Without context of Roth vs traditional IRA discussion, this comment was mistakenly classified as a scam: "Put money into it now and pay taxes now. Most likely, it will never be missed. When eligible, withdraw untaxed AND - HERE'S THE BIGGIE - all the interest you've earned will not be taxed. That's huge. Once you get to retirement age you will be glad you went through your younger years paying taxes and not have to pay now.".
Sometimes, the script would catch self-promotions, but not necessarily scams. Here is one from a real estate advisor in Florida with real YouTube videos on the account: "If LEAVING tax free wealth is your goal, and you live in Florida … I can help you do that."
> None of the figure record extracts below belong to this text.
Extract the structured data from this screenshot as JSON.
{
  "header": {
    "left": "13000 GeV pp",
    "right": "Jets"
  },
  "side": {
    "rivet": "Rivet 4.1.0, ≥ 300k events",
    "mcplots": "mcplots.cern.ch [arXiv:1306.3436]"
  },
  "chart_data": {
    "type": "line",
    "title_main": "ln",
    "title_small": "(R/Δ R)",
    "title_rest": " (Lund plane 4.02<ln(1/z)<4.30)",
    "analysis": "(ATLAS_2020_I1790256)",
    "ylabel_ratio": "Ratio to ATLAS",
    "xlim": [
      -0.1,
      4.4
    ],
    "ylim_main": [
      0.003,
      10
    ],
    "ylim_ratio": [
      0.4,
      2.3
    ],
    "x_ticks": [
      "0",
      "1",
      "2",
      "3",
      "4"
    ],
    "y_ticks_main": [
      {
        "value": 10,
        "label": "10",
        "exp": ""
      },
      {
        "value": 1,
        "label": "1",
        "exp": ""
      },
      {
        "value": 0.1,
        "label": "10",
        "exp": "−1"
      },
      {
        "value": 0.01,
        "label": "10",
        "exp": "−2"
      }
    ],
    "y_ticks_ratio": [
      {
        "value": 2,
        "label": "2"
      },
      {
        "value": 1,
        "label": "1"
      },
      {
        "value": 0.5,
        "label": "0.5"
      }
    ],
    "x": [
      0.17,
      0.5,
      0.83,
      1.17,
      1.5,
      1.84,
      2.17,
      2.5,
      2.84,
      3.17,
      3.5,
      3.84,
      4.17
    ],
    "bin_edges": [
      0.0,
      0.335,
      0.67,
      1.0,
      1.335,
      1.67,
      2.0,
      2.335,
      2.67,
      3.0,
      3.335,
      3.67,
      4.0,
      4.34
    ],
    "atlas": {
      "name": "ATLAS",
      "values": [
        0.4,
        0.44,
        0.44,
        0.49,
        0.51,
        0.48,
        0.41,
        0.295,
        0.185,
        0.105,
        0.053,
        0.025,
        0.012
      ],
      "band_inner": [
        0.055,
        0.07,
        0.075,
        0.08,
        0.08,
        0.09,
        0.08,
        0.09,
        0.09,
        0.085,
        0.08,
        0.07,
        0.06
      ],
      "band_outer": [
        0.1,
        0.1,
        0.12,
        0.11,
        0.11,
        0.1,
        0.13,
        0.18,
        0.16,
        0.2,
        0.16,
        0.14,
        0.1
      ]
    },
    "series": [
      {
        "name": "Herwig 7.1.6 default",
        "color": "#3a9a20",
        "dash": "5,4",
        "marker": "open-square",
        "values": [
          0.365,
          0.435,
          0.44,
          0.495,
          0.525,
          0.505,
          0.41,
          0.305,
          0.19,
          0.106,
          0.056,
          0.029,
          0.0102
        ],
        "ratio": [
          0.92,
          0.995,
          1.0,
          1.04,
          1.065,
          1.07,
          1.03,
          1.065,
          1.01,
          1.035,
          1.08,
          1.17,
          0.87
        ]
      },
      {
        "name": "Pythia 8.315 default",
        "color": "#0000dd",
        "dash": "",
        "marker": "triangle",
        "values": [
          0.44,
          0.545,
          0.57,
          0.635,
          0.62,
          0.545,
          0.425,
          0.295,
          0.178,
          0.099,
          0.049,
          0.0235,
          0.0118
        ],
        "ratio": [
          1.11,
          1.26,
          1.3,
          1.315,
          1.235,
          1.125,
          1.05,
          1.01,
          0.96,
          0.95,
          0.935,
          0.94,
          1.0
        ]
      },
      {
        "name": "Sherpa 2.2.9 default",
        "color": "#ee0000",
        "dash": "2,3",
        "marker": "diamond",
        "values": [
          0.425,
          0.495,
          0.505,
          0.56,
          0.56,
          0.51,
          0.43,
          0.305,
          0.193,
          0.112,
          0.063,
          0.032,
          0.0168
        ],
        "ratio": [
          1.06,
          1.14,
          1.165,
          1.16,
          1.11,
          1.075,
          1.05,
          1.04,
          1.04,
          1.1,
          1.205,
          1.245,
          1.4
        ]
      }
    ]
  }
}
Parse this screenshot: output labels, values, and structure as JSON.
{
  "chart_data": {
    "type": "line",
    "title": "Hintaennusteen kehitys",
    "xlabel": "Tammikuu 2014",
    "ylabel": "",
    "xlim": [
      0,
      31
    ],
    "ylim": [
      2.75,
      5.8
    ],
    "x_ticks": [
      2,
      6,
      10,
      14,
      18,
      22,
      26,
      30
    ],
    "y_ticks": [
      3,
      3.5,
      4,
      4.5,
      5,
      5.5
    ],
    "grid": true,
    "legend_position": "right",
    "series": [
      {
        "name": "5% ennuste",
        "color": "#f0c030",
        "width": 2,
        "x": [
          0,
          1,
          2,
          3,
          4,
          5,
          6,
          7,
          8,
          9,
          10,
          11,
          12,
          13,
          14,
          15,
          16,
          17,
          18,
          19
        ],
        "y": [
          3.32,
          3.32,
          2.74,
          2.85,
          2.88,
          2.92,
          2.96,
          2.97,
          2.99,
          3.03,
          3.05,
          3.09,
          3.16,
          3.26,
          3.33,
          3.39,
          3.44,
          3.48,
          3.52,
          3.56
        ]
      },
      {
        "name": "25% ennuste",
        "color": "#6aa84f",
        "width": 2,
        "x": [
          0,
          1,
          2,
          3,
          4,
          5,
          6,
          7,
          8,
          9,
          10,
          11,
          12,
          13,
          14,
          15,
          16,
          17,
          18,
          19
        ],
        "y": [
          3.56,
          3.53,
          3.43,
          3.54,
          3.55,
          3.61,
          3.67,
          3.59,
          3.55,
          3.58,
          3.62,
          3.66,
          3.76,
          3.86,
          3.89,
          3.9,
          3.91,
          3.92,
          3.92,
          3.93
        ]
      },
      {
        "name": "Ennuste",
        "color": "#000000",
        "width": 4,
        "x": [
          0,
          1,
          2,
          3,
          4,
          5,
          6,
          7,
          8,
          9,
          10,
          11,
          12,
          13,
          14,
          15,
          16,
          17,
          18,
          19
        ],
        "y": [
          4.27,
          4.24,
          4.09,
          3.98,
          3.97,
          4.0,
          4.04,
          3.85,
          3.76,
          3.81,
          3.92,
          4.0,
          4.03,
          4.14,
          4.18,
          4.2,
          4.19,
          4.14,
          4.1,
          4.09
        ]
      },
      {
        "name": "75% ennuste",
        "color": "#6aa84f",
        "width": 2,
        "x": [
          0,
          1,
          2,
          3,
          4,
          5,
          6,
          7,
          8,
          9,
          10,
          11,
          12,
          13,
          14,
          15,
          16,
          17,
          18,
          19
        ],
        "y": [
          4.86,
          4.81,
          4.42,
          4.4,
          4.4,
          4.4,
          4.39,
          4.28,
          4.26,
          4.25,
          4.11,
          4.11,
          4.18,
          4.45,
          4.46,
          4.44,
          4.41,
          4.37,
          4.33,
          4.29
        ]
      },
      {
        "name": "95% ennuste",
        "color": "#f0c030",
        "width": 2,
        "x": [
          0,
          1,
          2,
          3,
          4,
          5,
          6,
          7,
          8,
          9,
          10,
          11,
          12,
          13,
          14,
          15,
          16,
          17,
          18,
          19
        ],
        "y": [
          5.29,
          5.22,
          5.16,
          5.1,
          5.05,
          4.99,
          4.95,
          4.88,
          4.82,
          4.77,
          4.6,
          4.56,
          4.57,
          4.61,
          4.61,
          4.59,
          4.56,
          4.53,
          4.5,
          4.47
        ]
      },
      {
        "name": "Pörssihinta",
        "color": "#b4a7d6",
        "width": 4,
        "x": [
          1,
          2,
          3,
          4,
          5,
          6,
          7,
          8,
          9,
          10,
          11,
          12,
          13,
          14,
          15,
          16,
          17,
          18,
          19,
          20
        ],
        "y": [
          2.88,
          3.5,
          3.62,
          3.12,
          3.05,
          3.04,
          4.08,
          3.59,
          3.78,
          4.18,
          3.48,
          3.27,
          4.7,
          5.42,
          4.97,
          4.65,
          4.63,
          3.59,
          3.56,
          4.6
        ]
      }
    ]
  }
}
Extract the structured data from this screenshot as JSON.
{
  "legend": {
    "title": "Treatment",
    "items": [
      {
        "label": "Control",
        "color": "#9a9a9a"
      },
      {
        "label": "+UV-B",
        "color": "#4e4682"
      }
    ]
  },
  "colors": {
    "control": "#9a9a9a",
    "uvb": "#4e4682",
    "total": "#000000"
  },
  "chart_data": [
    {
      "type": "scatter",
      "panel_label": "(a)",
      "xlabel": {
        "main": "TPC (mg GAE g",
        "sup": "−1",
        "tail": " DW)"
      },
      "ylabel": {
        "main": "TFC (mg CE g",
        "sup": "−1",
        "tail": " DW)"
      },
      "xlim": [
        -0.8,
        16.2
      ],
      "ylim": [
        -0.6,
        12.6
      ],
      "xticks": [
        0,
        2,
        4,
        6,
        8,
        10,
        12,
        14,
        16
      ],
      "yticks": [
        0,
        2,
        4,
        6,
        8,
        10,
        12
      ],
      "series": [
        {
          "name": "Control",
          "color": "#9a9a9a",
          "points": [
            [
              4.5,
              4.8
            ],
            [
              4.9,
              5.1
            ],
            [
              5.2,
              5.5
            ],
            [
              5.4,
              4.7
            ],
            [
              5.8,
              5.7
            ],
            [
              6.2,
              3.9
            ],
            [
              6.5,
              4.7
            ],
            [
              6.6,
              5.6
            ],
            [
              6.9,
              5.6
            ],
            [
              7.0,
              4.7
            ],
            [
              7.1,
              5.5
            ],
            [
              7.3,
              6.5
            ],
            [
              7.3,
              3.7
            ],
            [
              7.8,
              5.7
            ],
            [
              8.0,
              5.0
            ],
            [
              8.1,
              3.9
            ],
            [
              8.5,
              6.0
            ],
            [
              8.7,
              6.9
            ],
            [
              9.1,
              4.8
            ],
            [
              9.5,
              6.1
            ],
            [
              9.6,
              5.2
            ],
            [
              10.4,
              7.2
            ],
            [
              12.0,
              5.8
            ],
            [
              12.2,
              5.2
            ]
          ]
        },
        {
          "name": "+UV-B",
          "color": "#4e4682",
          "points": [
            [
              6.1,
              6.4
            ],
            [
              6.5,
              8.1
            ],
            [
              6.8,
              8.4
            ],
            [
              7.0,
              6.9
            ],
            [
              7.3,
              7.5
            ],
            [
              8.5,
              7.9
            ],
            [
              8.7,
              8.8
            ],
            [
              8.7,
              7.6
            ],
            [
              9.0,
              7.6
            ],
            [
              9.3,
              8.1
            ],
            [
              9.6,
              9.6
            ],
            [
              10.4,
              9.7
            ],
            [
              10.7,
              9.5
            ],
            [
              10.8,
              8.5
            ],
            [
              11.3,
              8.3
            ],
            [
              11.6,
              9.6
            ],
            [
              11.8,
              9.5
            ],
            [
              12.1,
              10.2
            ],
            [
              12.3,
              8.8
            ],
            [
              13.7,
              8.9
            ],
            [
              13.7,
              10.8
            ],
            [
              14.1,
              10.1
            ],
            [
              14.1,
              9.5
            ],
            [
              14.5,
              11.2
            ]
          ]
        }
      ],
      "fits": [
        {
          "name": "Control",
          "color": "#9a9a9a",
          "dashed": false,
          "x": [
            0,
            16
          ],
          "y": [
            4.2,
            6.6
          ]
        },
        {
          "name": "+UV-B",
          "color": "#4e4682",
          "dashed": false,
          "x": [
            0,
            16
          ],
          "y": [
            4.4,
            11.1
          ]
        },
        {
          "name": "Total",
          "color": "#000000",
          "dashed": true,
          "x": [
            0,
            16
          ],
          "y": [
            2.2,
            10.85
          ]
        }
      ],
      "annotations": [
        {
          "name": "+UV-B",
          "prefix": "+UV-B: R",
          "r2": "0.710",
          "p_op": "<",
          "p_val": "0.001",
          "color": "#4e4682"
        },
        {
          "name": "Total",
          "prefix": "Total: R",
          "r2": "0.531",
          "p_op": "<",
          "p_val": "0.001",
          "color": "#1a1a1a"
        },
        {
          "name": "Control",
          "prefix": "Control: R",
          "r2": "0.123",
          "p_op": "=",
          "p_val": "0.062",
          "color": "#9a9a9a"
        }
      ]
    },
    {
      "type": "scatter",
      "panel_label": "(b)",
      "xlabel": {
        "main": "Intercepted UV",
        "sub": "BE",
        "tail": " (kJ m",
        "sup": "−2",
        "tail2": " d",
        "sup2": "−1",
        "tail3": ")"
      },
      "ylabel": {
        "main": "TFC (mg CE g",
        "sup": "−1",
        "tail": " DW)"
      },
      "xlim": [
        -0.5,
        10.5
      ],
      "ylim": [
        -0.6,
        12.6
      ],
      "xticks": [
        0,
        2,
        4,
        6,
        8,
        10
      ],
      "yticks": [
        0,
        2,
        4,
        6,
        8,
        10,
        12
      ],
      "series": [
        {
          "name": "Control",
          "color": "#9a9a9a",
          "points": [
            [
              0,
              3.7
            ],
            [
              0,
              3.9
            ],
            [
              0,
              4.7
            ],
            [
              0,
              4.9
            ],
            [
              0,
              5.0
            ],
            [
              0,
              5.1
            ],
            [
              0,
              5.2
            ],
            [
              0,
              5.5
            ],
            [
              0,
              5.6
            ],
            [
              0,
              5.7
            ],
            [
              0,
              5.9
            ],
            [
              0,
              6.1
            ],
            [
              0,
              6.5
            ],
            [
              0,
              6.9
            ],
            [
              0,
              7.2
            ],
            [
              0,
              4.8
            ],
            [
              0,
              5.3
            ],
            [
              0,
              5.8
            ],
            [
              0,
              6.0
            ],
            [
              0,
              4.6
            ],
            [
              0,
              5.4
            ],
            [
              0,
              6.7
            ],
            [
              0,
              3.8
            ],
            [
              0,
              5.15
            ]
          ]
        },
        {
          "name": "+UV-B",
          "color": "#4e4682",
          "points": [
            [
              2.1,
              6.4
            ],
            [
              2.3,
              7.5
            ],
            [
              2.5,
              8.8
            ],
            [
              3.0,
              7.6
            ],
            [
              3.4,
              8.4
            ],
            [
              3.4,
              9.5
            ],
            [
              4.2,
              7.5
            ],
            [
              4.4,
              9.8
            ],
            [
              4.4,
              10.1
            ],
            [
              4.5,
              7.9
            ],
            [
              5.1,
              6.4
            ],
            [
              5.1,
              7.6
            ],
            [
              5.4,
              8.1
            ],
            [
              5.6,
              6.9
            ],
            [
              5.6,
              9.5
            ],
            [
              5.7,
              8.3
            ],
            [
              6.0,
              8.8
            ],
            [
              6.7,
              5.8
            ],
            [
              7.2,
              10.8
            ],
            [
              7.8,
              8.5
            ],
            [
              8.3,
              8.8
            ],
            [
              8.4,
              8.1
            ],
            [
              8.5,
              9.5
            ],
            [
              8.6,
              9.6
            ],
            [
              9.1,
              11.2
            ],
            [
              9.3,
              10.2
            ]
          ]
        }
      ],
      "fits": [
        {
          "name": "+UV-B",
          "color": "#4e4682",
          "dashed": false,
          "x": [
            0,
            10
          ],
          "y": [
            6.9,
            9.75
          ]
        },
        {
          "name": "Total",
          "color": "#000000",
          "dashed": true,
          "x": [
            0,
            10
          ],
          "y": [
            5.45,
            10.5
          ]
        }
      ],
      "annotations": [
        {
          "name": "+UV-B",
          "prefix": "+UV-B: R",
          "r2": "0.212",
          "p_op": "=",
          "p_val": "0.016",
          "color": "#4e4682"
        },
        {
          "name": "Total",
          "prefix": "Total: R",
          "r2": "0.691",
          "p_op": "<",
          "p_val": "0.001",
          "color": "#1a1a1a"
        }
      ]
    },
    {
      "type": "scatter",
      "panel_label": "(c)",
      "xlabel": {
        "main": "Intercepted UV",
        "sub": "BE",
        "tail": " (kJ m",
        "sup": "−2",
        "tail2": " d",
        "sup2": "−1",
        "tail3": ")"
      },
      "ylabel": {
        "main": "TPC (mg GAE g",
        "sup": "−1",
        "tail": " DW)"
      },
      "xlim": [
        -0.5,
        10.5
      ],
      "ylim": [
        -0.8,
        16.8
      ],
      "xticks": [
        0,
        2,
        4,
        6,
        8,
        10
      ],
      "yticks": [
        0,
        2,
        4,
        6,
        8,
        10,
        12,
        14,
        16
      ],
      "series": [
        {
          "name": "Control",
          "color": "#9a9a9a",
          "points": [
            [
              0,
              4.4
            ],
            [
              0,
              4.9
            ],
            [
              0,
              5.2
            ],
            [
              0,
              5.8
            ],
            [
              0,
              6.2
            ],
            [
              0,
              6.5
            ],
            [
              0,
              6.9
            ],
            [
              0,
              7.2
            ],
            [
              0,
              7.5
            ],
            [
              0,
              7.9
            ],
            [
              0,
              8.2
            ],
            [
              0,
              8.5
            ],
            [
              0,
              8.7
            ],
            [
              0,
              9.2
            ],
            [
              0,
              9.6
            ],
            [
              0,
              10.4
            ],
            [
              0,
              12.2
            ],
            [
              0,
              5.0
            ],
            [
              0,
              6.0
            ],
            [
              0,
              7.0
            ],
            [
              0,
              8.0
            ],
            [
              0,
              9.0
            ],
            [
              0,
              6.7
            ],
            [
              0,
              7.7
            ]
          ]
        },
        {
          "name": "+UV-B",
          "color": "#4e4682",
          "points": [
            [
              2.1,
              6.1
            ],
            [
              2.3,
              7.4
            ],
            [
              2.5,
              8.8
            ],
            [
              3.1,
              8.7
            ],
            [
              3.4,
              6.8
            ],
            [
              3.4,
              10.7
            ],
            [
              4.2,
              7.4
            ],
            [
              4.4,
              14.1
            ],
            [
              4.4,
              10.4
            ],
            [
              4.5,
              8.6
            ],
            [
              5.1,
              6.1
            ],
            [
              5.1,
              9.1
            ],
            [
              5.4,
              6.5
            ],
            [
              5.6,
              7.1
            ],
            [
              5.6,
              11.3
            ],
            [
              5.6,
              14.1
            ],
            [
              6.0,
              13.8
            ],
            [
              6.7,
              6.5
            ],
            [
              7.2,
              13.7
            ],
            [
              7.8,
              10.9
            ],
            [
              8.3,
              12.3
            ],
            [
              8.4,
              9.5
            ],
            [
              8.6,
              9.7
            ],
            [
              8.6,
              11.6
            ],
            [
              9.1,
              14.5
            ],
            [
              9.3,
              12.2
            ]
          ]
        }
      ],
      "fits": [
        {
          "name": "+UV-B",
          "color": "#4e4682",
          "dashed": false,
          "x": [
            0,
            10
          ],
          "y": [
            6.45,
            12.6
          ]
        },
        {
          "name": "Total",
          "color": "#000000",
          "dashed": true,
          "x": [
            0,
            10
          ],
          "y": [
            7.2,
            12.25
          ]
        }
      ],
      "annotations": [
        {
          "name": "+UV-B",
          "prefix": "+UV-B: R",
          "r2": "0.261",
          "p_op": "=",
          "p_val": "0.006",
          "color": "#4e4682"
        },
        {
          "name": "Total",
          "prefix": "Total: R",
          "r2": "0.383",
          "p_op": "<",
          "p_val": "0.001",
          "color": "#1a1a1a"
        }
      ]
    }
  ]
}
In general, it seems like the promising next step to deal with false positives is including more context from the source video, the comment thread and author's channel.
Overall, out of 30 comments that I manually looked at, 11 turned out to be false positives. 36% is a huge FP rate, making this initial script unsuitable for production.
False negatives
In order to get examples of false negatives, I looked on "not-scam" comments of users, who had other "scam" comments.
As expected, many "setup" comments (but not all!) within the scam thread were classified as non-malicious. "this is huge! would you mind revealing info of your advisor here please? in dire need of portfolio rebalancing" — classified as "non-scam" with explanation "The comment expresses a genuine interest in financial advice and portfolio management without any overt signs of scam tactics such as suspicious links, requests for personal information, or offers of fake investment opportunities. It appears to be a request for legitimate financial guidance rather than a scam."
The false negative comment in the whole thread.
Interestingly enough, the same account was used for a comment that directly mentioned the financial advisor under another video.
A potential strategy to fix these false negatives would be to include more context: the whole thread and/or other comments from the same user. It also might be needed to instruct LLM directly about this pattern of scams in the prompt.
Reporting to YouTube
I reported 20 comments to YouTube as a test batch to see if these actually going to be deleted. If it works, I'm going to report bigger batches until all 640 comments are covered.
No comments were blocked after a few hours, but I'm still full of hope!